I realize we're on the bleeding edge of making this work, and all the tools will likely need a few iterations to adjust to new features and technologies. For me, I have 2 primary purposes:
- backup disks before they go bad. These suckers are expensive! And they go bad just like regular dvds and blurays. I got this on the 2nd disk I tried:
Error 'Scsi error - MEDIUM ERROR:L-EC UNCORRECTABLE ERROR' occurred while reading '/BDMV/STREAM/00015.m2ts' at offset '31950237696' - access them on my home theater system with Plex so I don't have to change disks. I want it all - hdr10/dolby vision, 4k resolution, and dolby atmos/dts-x sound.

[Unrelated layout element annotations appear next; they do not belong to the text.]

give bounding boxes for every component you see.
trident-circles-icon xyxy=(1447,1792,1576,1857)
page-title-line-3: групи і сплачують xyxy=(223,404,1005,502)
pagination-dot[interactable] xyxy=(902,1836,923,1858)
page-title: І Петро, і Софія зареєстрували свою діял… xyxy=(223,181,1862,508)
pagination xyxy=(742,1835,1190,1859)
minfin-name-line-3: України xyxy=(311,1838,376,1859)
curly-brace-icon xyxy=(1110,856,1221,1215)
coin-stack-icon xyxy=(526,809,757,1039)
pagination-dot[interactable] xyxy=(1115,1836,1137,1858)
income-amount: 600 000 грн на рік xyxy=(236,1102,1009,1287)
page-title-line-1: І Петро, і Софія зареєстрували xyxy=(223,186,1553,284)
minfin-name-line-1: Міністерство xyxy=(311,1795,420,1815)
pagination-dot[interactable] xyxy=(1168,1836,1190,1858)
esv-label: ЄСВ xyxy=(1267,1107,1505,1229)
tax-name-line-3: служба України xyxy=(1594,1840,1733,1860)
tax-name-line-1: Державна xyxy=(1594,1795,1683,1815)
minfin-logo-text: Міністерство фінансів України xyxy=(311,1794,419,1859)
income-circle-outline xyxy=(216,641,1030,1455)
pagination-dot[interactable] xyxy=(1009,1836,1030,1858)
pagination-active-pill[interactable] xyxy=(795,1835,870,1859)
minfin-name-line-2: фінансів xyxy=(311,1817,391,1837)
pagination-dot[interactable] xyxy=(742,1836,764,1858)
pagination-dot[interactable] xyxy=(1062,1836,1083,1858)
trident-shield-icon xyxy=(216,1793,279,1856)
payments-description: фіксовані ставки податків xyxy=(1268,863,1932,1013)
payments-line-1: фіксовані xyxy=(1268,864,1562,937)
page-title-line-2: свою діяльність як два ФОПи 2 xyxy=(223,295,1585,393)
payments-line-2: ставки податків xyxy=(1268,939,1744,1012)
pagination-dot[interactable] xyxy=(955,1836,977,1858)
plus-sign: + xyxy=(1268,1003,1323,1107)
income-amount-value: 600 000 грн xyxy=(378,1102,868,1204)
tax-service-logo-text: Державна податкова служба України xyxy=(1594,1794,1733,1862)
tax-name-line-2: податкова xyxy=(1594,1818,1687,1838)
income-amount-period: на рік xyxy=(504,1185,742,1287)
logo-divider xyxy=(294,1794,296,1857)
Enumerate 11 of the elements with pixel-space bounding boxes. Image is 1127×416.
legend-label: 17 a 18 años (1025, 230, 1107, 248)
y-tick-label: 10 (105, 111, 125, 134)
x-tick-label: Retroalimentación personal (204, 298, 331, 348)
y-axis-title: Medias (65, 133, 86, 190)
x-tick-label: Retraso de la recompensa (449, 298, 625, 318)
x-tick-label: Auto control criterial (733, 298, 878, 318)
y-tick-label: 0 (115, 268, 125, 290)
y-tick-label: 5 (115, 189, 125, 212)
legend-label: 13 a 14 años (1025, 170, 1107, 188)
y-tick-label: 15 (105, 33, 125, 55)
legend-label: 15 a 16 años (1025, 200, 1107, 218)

- For my asus 16x drive, it takes ~1 hour 20 min to backup a disk. San Andreas is 60GB.
- On some disks, the "top layer" read goes quickly, but at half way, it drops to 2x to read the lower layers, and this takes most of the time.
- Of course, once I saw this with 2 4k disks, the 3rd one was different. Labyritnth is 6x across the last part for a 37 minute read. Perhaps the disk is different or compressed onto 1 layer?
- If I ask makemkv to create a .mkv file from the backup, that's about 45GB compared to ~5GB for handbrake on a 2K movie. I haven't tried handbrake yet on a .mkv file, but have heard there were plenty of issues involved. Once they are resolved, it's likely to have a much smaller size. (good for backup storage!)
- The makemkv backup folder doesn't seem to call out hdr10 or dolby vision vs. non-hdr. I don't know if it's even possible. Downstream quality is a bit washed out, I think some of my tools don't know how to handle hdr, this should resolve itself.
- The makemkv back folder (when viewed by makemkv to create a .mkv file) also doesn't show the dolby atmos audio track. Darn! I see 7.1, 5.1, etc. Does anyone know if the data is captured and that future versions of makemkv will be able to distinguish it? Or will I need to rerun my backup folders? If the later, I'll probably hold off for a bit other than run a few experiments.
- Trying to view a .mkv file via plex or vlc on the same pc that might be transcoding it is poor - it stutters quite a bit. If/when we can get the metadata right on these things so that no transcoding is needed, hopefully it will speed up. This is on the 4 core/8 thread 4ghz i7.6xxx generation processor. Has anyone found this faster on a 6 core or threadripper?
- Plex transcoding the 4k file to 2k on my tablet works very smoothly.
- Plex playing the 4k mkv file on my roku to the big tv works ok. It claims it's a 4k file, but after playing it, I see it's playing 2k. In options I can switch the stream to 4k and verified on my receiver it's 4k. yay! Audio says 7.1, so I didn't get the dolby atmos track somehow. (darn, but not surprising) I noticed 1 stutter in ~10 minutes of play. One time I tried it, roku said it could not play this file. BUT despite all this, I thought it looked and sounded good. Later on I'll try the TV info screen and see if it somehow is getting hdr ok.